Beating to the punch Sanofi and Regeneron’s Dupixent, approved last March as the first biologic for eczema (targeting adults only with moderate-to-severe cases), Pfizer launched a national TV ad campaign for Eucrisa last August, spending a reported $2.2 million on its first ad, “Nose to Toes.” The 30-second spot opens with a voiceover “[Eucrisa] can be used almost everywhere on almost everybody,” and then features children,
participating in various activities, asking in response, “the arm of an arm wrestler?” “the back of a quarterback?” and “the face of a fairy?” It follows with a little boy, in pajamas ready for bed, exclaiming, “and it’s steroid free.” The ad, as of late April, had 3,702 national airings, according to iSpot.tv. To date, Pfizer has done four ads for Eucrisa, and though emphasizing its unique reach in the pediatric space, appealing to parents and caregivers, the company has prominently depicted active adult patients as well, including a 30-something female rancher asking, “the hand of a ranch hand?” and an older woman busily stitching on the couch wondering, “the knee of a needle-pointer?”
“They’ve done a good job of storytelling and making it catchy and using clever wordplay,” says Orton. “A lot of people say, ‘oh, if it’s mild to moderate, just live with it; it’s not that bad.’ But the ads are keying into the insight which is, it’s about you and there could be something that would make you better. ... When things are approachable, it feels like, ‘that’s for me, and I’m okay asking my doctor about it.’” Orton believes the insight conveyed meets what she calls the 4Rs: it’s relevant to the brand, resonates with the target viewer, invokes a reaction, and shows everyday realities.

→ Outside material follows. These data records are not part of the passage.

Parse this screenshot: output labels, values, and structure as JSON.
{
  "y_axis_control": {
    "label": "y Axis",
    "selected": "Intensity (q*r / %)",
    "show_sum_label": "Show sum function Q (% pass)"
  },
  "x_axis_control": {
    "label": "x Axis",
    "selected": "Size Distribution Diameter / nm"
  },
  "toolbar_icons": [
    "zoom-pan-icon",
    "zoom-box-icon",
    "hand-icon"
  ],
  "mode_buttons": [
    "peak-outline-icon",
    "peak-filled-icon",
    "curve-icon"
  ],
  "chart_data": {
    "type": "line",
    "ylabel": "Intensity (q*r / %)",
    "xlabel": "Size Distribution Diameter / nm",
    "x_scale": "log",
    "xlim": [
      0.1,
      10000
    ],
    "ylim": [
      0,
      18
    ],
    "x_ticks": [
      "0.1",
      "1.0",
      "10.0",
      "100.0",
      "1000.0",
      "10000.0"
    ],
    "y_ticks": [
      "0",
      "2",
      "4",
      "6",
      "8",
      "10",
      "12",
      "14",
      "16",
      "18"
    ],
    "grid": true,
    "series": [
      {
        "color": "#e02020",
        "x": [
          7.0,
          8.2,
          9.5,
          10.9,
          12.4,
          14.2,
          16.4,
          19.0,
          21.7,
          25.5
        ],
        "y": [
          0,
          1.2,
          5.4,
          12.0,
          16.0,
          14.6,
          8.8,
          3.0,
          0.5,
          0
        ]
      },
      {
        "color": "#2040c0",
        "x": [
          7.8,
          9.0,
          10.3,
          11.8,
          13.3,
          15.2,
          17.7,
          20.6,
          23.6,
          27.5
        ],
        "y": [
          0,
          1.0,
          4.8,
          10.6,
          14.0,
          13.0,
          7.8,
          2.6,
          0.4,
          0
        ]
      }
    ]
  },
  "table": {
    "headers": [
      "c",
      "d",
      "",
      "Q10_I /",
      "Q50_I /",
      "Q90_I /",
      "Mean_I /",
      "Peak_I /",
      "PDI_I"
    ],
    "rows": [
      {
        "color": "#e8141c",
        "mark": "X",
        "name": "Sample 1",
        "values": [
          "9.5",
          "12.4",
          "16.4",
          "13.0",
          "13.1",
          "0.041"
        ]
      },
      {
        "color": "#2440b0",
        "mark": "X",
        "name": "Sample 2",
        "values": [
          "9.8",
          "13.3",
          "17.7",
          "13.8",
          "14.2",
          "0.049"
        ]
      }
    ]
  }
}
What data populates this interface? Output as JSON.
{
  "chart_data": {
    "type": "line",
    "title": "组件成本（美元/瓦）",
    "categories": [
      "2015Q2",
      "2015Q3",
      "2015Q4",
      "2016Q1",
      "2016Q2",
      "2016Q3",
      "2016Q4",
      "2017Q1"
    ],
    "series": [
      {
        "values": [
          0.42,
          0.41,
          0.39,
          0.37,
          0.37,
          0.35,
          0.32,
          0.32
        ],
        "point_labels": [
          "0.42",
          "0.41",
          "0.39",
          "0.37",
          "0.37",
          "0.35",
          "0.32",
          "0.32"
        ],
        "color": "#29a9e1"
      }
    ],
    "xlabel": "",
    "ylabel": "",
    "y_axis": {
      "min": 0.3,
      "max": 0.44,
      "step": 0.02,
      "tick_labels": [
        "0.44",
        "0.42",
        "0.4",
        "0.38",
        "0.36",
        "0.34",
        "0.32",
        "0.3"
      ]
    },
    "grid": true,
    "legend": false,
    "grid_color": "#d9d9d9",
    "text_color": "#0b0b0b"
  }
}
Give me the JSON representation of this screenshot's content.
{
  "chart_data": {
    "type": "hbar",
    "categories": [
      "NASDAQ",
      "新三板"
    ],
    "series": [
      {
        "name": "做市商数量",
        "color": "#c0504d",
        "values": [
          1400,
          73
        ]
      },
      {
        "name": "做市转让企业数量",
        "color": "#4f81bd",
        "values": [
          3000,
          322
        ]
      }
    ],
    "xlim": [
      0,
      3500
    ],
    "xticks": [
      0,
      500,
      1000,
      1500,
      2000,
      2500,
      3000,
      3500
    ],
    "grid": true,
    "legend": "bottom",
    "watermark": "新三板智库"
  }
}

Pfizer is hoping to capitalize on being the first to market in a likely new wave of product launches for eczema. Dupixent TV ads began airing in November. EvaluatePharma estimates 2022 sales of Eucrisa at $1.3 billion. The drug’s most common side effect is application site pain, including burning or stinging.
“First to market is huge because you get to decide what’s differentiated, get to talk to the target first,” Orton told Pharm Exec. “Someone coming on second has to figure out how to do it now.”